Allannah: Curriculum Reform

Transcript: 

Allannah:

The basic theory behind the education reform is to develop competency, apart from acquiring masses of information. So there are cross-curricular competencies, where students are supposed to be able to apply knowledge that they've learned from for example, geography. So you're supposed to be able to look at a geographical situation and to make reasoned judgments based on that. Then there are learning competencies, where you show the ability to manipulate information, to be self-critical, to look at a variety of sources for your research.

Essentially it's meant to create um, intense learners, people who have the capacity to learn outside the school system too. It's a terrific system for higher-order learners who have curiosity, who make those kinds of connections between subjects already; it's a great system for that. For kids that don't have a great body of acquired knowledge before they arrive at school it's a little iffier, because you're asking them to do two or three stages of learning all at once, and they haven't necessarily got the groundwork to do that.

One of the things that I thought was really fun was um, one of the tasks was to compare the garbage collection system in Montreal and Cairo - which would be a lot of fun if you had a clue where Cairo was. It's that type of thing that doesn't seem to translate into our particular environment. But it's a great idea on paper.

Miriam: How has James Lyng been coping with the demands of the reform? - Given that it is not necessarily ...

Allannah:

It's been very very difficult and very confusing for a lot of the teachers who are trying to get basic skills taught. And it was fine up until these standard evaluations. The theory is that you have two years, grade 7 and 8 to acquire all the um to master all the competencies of cycle 1. So in theory what you don't catch in the first year, you pick up in the second, in practice if you fall far enough behind in the first year, it's almost impossible to make it up in the second, and then you have these standardized evaluations at the end, so it's been very very stressful for the teachers.

Plus there are no materials, the textbooks haven't been translated yet, the uh, well essentially the textbooks haven't been translated, that's probably the biggest problem, so teachers are scrambling to find materials on the internet to work with projects. In some ways, it's a big opportunity for the community-learning centre because we can go out and find the resources in the community. In another sense it's a real handicap for the teachers, who are basically taught to instruct using instructional materials - it's been a challenge.
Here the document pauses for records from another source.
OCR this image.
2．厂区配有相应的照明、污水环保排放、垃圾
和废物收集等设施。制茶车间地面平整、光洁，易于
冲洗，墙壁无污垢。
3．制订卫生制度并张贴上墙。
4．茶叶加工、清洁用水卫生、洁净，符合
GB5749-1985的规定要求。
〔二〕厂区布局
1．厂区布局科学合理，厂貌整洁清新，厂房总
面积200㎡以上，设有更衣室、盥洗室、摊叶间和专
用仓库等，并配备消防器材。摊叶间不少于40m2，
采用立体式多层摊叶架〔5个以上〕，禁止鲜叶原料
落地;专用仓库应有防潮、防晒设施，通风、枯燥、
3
Miriam: So there's no way, schools don't set their own learning goals. Was there ever a point in Quebec where schools got to say okay well this is our student body here's what we think?

Allannah:

Yeah I think when we made our application for gerautrement phase 1 that was the idea, now it's called "New approaches, New solutions", it was an initiative on the part actually of the old pequiste government to adapt educational reform to particular types of schools. So they pumped all this money into schools in economically challenged areas, and said to them, basically; "Listen go and do what you think is best." So we had that very brief three years where they let us do what we thought was best, and I think we were doing quite well then.

Miriam: It sounds very similar to what the reform is?

Allannah:

It should have been, it should have been, but the freedom was lost. Instead of our saying that we wanted to study endangered species, we had a the reform saying that you have to study these particular types of systems in science, you have to talk about reproduction you have to talk about... Anyhow there were specific themes that had to be covered, whereas we were trying to take the theme and look for the applications that suited the environment and what our kids could ingest.

Mir: So in a way it...

Allannah: The reform sounds so great, and everything about is terrific - except for the evaluations.

Miriam: No no, I was gonna say it sounds a lot like Matt's sort of like, we're going to do a PSA 'cause it's a great way to learn, and then Crystal saying "well actually what we really wanted to do, and what we said last year, was a comedy" So it's kind of a, it's interesting even from the top this idea of choice becomes really...

Allannah:

Limited. But that's a function of institutions. As soon as you institutionalize anything, it's not quick enough to be adaptive anymore. It's a big old structure with lots of consultants and you know people writing programs and people coming in to sell materials and resources and it's just a big blob.